O movimento de ocupação de escolas e faculdades dos últimos dias foi o acontecimento mais importante da luta de classes no nosso país, pelo menos, nos últimos meses. Uma lufada de ar fresco num momento de seca política e climática. As notas que aqui deixo nascem do entusiasmo que me transmitiu, mais do que da pretensão de dar lições a seja quem for. Pelo contrário: lições deram-me as estudantes e limito-me aqui a rever a matéria dada. Como humilde militante climático de base, deixo este contributo para o debate.
Muito mais que radicais
Este movimento foi radical. Escolas foram ocupadas, estudantes colaram-se, literalmente, a elas, resistiram à polícia, encurralaram um ministro, protagonizaram uma manifestação. Mais radical que isso: levantaram-se reivindicações conscientemente anticapitalistas ― ainda que fazendo a ponte, e isto é essencial, com a consciência política média dos seus pares, pais e da sociedade ― e apontaram-se baterias ao governo.

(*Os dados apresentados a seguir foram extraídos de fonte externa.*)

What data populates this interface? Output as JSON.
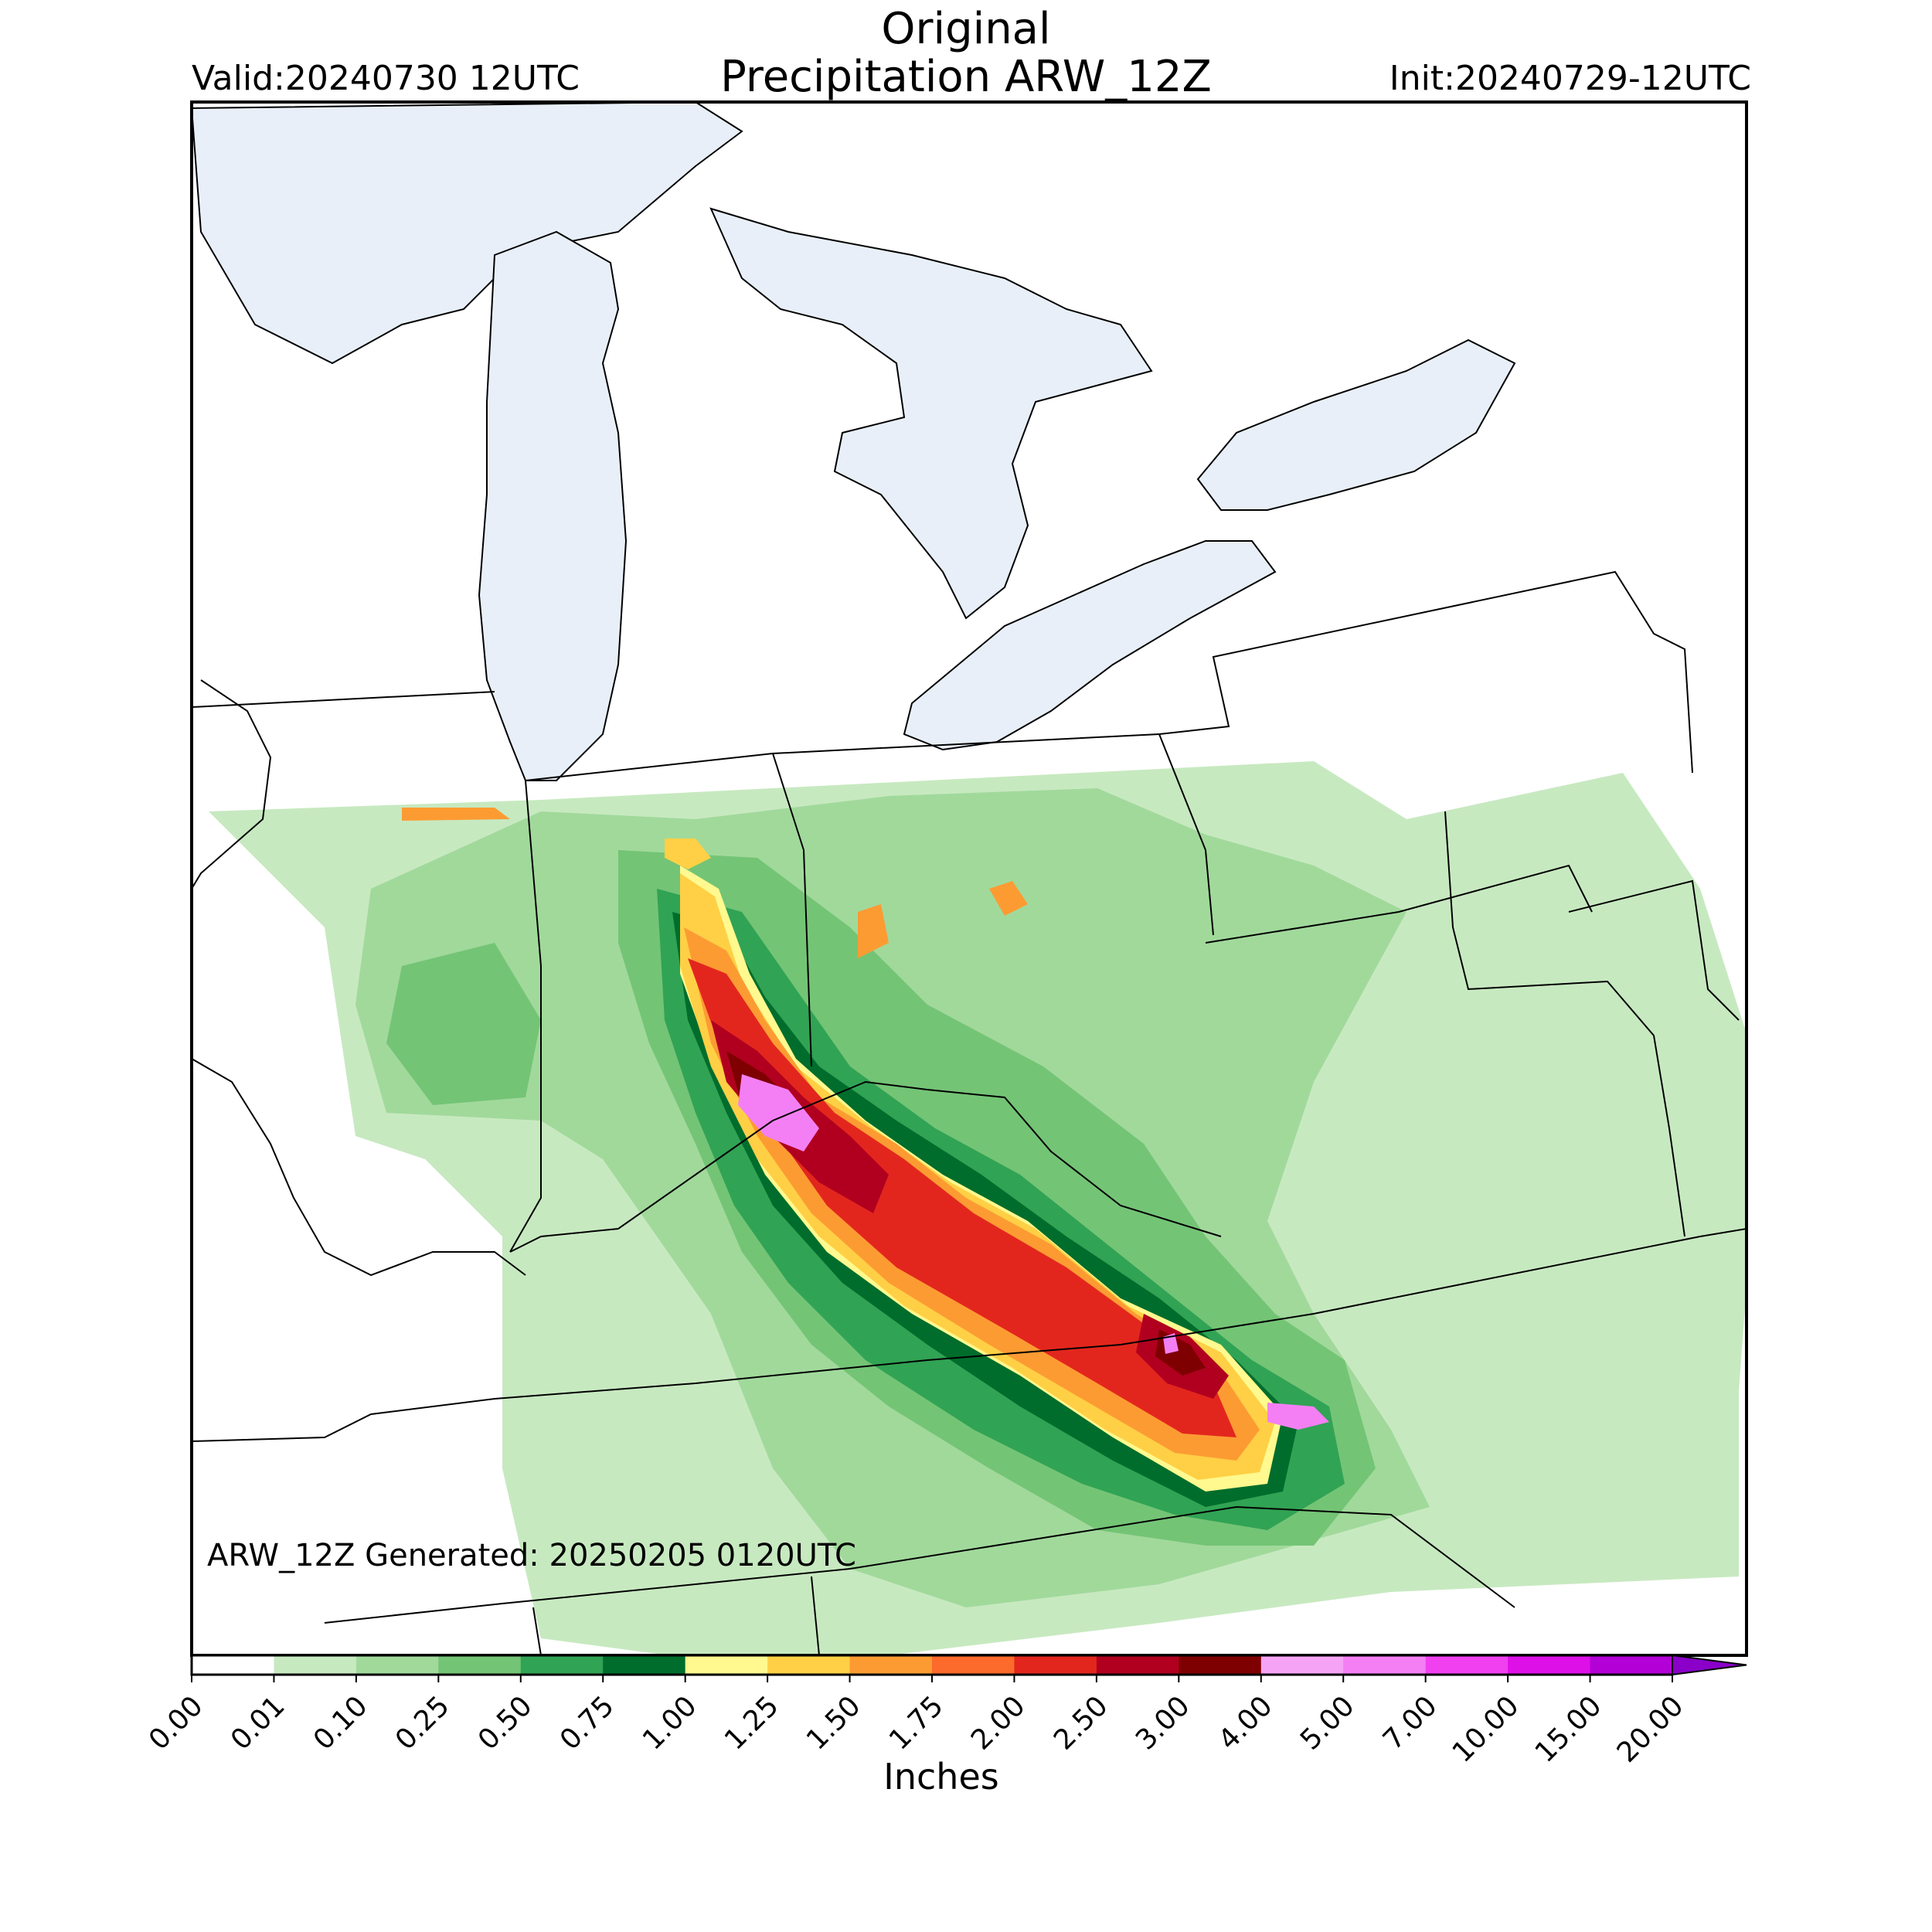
{
  "header": {
    "title_line1": "Original",
    "title_line2": "Precipitation ARW_12Z",
    "valid": "Valid:20240730 12UTC",
    "init": "Init:20240729-12UTC"
  },
  "footer": {
    "generated": "ARW_12Z Generated: 20250205 0120UTC"
  },
  "colorbar": {
    "units": "Inches",
    "labels": [
      "0.00",
      "0.01",
      "0.10",
      "0.25",
      "0.50",
      "0.75",
      "1.00",
      "1.25",
      "1.50",
      "1.75",
      "2.00",
      "2.50",
      "3.00",
      "4.00",
      "5.00",
      "7.00",
      "10.00",
      "15.00",
      "20.00"
    ],
    "colors": [
      "#ffffff",
      "#c7e9c0",
      "#a1d99b",
      "#74c476",
      "#31a354",
      "#006d2c",
      "#fff98f",
      "#ffd045",
      "#fd9b33",
      "#fc6a2c",
      "#e3261d",
      "#b1001f",
      "#7f0000",
      "#f5a3f5",
      "#f47ff4",
      "#f040f0",
      "#dd10e8",
      "#b300d6",
      "#8a00c8"
    ]
  },
  "map": {
    "water_color": "#e8eff8",
    "land_color": "#ffffff",
    "border_color": "#000000"
  }
}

Não foi só radical. Porque não foi a radicalidade que distinguiu este movimento de outras ações climáticas que vimos em Portugal e no mundo, em regra tão ou mais «radicais» que esta (pelo menos na aparência). Fez-se política. Levantaram-se reivindicações, encetaram-se negociações, isolaram-se os adversários, estabeleceram-se alianças. Não se decretou que era necessário o fim do sistema. Antes, acumularam-se forças, enfrentando as contradições do sistema, abrindo brechas em diálogo com a opinião de quem estuda e trabalha e tem, cada vez mais, perceção (ainda que confusa) da crise que vivemos. E isso é política: é disputa de consciências, não a mera declaração de necessidades. Foi essa a diferença.
De dentro para fora
Sobretudo, o movimento teve como protagonistas centenas de jovens que se organizaram de dentro para fora: com base nos seus lugares de estudo, tendo em conta as necessidades climáticas globais, mas também as preocupações e necessidades da comunidade estudantil. Eram, ainda assim, uma minoria dos estudantes, mesmo nas escolas onde o movimento foi mais forte. Mas eram uma minoria ampla, que não hostilizou nem foi hostilizada pelos seus pares. Organizaram os mais conscientes, geraram simpatia na maioria dos restantes, obtiveram (e procuraram) o apoio dos professores, deixando pouca margem para os refratários. Foi o movimento de uma minoria, mas não foi marginal. Agiu como parte de uma comunidade e, com base nisso, disputou consciências bem para além dos muros da escola. A iniciativa partiu de uma pequena minoria ativista, mas alagou-se, apoiada na e em continuidade com a experiência recente das grandes manifestações e greves estudantis pré-pandemia despoletadas por Greta Thunberg.
Por isso, o diretor da FLUL, que enfrentou diretamente os estudantes, saiu enfraquecido e isolado, conferindo uma vitória moral ao movimento. Já o ministro Costa e Silva, de quem foi pedida a demissão (e, vindo ele da indústria petrolífera, talvez consciente de que pode ser a sua cabeça e os interesses que representa as próximas vítimas), cedeu em ouvir os estudantes. Até aqui, o governo nunca havia sido obrigado a dar esse passo face ao movimento climático. Sem ilusões do que possa sair de tal diálogo, o movimento faz bem em encetá-lo, pois reforça o seu papel protagonista e confere legitimidade política e moral às suas reivindicações ― não em si mesmas, pois elas estão legitimadas pela ciência, mas aos olhos de milhares de pessoas, isto é, politicamente.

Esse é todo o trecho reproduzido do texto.